Hon Lamin Ceesay, National Assembly member representing Kiang West constituency, yesterday, as the debate on the report of the Gambian delegation to the Second Ordinary Session of the Pan-African Parliament in May/June held in Midrand South Africa continued at the parliament house in Banjul echoed that leaders should respect their citizens to avert a coup.

He said some issues need to be looked at at the national level, particularly in the recommendation on the issue of peace and security. “Every parliament needs to discuss about it because any politician could be in government and the most democratic way to change government is through elections,” he stated.

Hon Ceesay added that it had become a norm and a culture in this continent that democratically elected governments are constantly and consistently overthrown by the military; this is very scary and leaders must respect and recognize the sovereignty of citizens.

“If you want to gauge the will of the citizens of any country through the ballot and democratic elections from those democratic elections citizens will express their opinions regarding the leader they want to lead them. In any African country we have to reiterate that coups are not solutions to peace and stability, to misgovernance, corruption, and ill governance that we have in Africa,” he said.
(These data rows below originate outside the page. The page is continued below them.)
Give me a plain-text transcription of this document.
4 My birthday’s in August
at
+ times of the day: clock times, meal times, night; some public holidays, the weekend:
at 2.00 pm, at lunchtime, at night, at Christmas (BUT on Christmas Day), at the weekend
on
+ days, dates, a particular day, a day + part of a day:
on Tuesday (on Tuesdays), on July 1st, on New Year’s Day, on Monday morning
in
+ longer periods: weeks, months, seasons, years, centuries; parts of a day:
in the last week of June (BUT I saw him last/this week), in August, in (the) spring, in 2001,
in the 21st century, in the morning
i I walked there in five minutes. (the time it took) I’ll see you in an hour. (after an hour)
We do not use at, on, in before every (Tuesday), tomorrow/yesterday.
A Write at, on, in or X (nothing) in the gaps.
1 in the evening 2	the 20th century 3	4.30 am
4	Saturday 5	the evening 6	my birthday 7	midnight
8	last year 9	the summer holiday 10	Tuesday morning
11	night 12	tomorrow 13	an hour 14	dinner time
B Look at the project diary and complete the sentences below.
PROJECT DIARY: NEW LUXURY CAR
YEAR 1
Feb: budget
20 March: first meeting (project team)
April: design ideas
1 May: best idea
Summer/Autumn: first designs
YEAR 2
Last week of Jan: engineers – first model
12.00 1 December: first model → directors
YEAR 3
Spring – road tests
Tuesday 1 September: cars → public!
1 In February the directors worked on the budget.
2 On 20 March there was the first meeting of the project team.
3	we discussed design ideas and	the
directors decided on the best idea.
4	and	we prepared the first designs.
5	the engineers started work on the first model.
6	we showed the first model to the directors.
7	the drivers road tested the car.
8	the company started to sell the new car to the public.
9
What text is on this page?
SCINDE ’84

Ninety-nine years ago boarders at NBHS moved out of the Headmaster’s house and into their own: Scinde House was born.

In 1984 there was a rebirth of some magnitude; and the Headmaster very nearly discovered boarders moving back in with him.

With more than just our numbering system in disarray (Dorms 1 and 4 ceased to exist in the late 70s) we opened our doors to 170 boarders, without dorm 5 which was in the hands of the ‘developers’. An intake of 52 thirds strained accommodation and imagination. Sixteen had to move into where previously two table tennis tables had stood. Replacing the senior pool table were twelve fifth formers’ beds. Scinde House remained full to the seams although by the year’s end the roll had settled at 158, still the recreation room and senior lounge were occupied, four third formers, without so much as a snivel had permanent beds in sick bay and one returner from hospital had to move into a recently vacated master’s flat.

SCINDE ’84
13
He said there is a need for attitudinal change while leaders should practice good governance and stop misuse of public funds, “thus peace in development does not only mean the mere absence of war. In a country where you put your pregnant women on a cart to access health centers where people are drinking in an open well and a country where every traffic light junction you reach there are more than twenty beggars. I don’t think there is peace in a such country. So, to ensure that we have peace all these issues should be put into context to ensure citizens’ lives are uplifted.” 

However, the African continent must be free, and ensure that the Pan-African Parliament should take a position and reiterates this issue not only by putting them on paper.